Professeur assistant d'histoire de l'Eglise au Southeastern Baptist Theological Seminary, Nathan Finn regrette de voir des églises renoncer à l'usage de "baptiste" dans leur nom, mais dit en même temps avoir de la compréhension pour la volonté d'éviter de créer des barrières pour la prédication de l'Evangile dans des environnements post-chrétiens. Dans un message posté sur son blog le 31 mai 2008, il plaide pour une approche au cas par cas: quand la dimension missionnaire est vraiment en jeu, le renoncement au mot "baptiste" peut être justifié.
Certains forums témoignent des débats autour de l'usage ou nom de "baptiste". Les uns suggèrent que "baptiste" implique en principe une claire confession de foi – mais reconnaissent en même temps qu'il existe des baptistes différentes tendances. D'autres se demandent s'il existe un seul cas démontré d'église ayant soudainement enregistré une croissance rapide grâce au simple abandon de la dénomination "baptiste". En même temps, ils n'ignorent pas les associations que peut évoquer ce mot dans certains milieux. La question ne se pose pas simplement pour un changement dans des communautés existantes, mais aussi pour le nom à adopter lors de la création d'une nouvelle communauté (church planting).

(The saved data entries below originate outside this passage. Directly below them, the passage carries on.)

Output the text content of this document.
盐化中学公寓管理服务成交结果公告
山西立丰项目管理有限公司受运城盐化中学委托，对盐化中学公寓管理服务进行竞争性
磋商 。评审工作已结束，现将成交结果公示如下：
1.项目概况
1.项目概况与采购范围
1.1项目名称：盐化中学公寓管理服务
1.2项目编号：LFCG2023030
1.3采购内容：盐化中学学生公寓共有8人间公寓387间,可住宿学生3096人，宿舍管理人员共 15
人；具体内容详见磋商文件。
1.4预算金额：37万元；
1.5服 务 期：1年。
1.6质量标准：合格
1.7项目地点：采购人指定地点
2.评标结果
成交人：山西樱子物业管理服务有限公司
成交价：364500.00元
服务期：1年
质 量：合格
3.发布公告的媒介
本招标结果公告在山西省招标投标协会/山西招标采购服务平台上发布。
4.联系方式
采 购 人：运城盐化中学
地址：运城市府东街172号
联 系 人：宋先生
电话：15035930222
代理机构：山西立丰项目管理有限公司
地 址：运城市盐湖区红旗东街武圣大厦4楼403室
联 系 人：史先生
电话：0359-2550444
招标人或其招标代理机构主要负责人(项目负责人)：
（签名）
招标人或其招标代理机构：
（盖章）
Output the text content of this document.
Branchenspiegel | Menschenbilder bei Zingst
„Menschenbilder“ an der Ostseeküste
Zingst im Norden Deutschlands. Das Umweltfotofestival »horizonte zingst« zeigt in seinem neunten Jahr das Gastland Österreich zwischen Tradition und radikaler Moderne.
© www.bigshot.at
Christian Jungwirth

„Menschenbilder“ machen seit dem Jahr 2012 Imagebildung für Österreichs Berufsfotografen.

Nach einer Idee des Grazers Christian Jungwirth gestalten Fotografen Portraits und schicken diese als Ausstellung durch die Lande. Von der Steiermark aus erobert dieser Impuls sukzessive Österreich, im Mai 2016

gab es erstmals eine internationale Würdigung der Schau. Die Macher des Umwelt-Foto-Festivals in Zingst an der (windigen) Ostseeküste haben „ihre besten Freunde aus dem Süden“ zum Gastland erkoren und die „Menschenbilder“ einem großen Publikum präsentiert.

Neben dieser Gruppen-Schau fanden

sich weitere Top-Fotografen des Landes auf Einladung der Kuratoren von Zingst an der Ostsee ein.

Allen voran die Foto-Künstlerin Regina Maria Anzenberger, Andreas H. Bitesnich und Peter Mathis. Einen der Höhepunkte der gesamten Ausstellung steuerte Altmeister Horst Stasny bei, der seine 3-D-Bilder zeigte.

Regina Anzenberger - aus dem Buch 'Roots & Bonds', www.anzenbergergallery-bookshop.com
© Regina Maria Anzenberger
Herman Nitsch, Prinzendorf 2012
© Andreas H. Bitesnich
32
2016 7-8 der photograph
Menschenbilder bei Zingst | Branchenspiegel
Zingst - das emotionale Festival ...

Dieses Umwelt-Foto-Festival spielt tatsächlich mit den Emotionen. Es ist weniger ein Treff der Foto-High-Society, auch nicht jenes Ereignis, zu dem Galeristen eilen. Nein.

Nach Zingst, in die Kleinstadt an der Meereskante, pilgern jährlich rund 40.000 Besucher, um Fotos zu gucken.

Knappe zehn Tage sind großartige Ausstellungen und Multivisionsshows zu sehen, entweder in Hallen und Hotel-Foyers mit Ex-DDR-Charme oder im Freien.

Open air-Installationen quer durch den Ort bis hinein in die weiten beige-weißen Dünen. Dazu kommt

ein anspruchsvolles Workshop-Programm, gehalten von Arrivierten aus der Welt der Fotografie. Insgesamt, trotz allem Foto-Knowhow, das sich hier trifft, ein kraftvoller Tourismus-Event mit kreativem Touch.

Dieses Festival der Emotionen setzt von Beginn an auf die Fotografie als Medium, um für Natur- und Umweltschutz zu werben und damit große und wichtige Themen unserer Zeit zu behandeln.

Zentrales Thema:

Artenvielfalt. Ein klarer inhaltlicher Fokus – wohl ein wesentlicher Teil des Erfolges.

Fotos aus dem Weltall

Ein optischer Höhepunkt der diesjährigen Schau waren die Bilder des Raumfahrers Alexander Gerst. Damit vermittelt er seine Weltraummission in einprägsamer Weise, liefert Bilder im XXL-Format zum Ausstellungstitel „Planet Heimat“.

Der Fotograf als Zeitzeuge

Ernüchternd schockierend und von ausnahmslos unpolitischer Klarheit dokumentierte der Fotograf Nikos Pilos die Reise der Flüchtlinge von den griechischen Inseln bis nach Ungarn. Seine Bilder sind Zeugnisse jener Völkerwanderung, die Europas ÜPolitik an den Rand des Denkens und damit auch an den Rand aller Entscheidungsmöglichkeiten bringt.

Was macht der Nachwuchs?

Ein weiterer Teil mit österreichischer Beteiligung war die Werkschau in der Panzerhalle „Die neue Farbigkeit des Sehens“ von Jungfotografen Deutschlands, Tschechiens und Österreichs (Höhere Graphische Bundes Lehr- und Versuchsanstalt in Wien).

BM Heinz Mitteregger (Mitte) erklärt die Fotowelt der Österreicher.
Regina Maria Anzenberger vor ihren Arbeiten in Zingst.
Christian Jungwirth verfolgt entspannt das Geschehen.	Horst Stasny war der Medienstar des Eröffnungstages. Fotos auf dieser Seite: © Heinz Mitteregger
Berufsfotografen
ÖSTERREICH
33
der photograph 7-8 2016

En définitive, comme le faisait remarquer un pasteur du Texas, Keith Abbott, utiliser le mot "baptiste" apporte tant des avantages que des inconvénients. Il permet d'attirer des personnes déjà baptistes qui s'installent dans la région, il indique en général qu'il ne s'agit pas d'une église charismatique et il rattache la communauté à une tradition déjà longue. Mais il tend aussi à lier le groupe aux débats spécifiques au baptisme. Et le choix d'un autre nom attirera plus facilement des fidèles qui ne sont pas d'origine baptiste: dans sa propre communauté, qui a fait le choix du changement de nom, seulement 20% des membres sont d'origine baptiste. Ces débats ne sont pas sans pertinence: le nom forge aussi ce que sera une communauté, estime-t-il (Baptist Standard, 5 février 2001).